In 1980, University of Oxford Professors Geoffrey Dawes and Chris Redman initiated a pioneering programme to computerise the recognition of diagnostic features of electronic fetal heart rate traces before labour. The Dawes-Redman CTG Analysis System represents one of the University’s most successful and long-standing clinical advances, and is widely recognised as the reference standard for the assessment of fetal health during pregnancy.
The system has undergone extensive testing and continual refinement over the last 40 years and supported by over 70 peer-reviewed articles, has a proven level of performance accepted by clinicians worldwide.
The Dawes-Redman antepartum CTG is recommended by NHS England as the best way to assess the fetus before labour. It analyses the fetal heart and measures a number of criteria. These provide a readout of the hypoxic status of the baby since the fetal heart is controlled by the fetal brain.
The requirement for training in the use of CTG has been highlighted by a number of clinical bodies including the Saving Babies Lives Care Bundle 2, the Healthcare Safety Investigation Branch and the Ockendon Report.
The team at Oxford comprising Professor Redman (co-inventor of the Dawes-Redman system), Beth Albert (Director of Dawes-Redman Education) and Manu Vatish (Professor of Obstetrics) have created a bespoke education programme for Dawes-Redman to address these needs This has only been possible by the generous support of Huntleigh Healthcare who have pledged £131,600 over three years.

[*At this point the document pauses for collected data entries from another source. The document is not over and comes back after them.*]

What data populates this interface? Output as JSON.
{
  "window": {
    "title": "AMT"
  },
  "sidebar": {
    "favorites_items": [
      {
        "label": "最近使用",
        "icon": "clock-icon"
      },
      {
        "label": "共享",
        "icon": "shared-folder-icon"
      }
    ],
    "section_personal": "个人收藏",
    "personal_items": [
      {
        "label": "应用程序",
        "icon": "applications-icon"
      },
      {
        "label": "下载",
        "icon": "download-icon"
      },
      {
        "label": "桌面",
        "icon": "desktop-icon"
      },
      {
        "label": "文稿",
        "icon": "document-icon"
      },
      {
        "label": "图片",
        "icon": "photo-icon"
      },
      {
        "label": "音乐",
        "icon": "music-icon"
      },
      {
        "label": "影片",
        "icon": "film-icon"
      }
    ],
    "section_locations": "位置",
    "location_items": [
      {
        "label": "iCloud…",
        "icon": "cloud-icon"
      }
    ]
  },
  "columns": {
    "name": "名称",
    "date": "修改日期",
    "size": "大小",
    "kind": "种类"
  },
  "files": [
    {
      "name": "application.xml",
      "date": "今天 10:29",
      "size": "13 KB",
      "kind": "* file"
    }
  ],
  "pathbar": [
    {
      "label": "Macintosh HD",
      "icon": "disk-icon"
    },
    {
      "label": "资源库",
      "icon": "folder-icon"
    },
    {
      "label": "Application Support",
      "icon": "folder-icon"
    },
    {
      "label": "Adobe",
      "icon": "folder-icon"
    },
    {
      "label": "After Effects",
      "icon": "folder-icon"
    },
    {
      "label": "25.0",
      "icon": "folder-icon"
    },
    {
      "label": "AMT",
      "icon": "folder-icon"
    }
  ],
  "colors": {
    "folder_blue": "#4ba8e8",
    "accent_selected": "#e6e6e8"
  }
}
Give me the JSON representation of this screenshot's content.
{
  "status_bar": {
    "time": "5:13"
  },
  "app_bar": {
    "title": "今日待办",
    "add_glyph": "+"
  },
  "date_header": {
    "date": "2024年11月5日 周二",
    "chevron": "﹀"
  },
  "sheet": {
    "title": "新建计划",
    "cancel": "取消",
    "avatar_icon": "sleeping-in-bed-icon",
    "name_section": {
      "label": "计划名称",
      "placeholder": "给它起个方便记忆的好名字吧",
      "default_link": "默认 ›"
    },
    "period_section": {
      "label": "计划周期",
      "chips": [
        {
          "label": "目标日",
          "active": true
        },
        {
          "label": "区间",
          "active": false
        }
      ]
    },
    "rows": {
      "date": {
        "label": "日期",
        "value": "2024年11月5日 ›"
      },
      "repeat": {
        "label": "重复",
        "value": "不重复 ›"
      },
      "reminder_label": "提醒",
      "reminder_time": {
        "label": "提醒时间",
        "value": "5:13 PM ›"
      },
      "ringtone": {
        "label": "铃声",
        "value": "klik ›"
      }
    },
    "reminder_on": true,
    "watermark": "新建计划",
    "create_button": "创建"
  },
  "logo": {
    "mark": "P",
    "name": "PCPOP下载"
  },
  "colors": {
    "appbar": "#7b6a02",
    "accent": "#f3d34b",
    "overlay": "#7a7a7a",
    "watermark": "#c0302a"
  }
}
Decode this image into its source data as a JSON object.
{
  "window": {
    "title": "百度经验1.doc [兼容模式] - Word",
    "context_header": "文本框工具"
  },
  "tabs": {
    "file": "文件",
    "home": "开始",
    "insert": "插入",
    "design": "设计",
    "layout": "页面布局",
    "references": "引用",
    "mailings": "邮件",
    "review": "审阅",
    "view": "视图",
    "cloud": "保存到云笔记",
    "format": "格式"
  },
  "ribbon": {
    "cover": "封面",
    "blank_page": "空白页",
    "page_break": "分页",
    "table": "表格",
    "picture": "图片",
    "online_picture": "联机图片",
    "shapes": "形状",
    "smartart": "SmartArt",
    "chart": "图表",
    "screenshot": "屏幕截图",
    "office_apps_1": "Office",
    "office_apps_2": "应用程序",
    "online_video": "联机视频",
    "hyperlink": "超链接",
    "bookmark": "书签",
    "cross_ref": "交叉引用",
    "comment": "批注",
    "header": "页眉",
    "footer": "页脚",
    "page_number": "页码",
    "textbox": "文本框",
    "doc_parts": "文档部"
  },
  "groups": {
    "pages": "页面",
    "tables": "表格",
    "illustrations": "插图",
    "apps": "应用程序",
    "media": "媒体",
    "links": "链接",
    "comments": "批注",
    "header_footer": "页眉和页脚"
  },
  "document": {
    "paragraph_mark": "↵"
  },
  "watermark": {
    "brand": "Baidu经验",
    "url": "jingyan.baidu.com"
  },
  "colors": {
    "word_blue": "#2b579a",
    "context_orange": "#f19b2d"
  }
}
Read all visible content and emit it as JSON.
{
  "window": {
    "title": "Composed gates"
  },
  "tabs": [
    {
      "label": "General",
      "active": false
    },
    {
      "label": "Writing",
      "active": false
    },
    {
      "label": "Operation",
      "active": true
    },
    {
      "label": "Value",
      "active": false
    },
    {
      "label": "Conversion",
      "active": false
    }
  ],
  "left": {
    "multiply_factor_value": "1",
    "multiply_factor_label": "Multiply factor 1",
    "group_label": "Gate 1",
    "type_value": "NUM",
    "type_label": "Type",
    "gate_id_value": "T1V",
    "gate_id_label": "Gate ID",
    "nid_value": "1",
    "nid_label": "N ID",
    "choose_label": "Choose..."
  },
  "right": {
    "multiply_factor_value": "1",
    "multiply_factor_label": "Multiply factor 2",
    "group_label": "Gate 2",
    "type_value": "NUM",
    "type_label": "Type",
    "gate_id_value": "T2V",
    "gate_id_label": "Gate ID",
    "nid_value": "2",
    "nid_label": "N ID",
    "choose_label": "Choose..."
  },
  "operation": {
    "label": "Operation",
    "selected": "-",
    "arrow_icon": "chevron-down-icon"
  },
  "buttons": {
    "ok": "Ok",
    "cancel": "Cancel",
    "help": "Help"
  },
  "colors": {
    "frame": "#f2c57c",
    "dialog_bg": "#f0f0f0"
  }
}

Prof Manu Vatish commented: "The Nuffield Department of Women's & Reproductive Health, University of Oxford are extremely grateful for Huntleigh Healthcare's generous donation in support of the educational training programme for Dawes-Redman CTG Analysis."
The virtual training sessions are led by Beth Albert, who is a Lead Midwife/ Manager in the Fetal Maternal Medicine Unit at Oxford University Hospital Foundation Trust. She is a specialist midwife for Dawes-Redman CTG monitoring and the lead for education.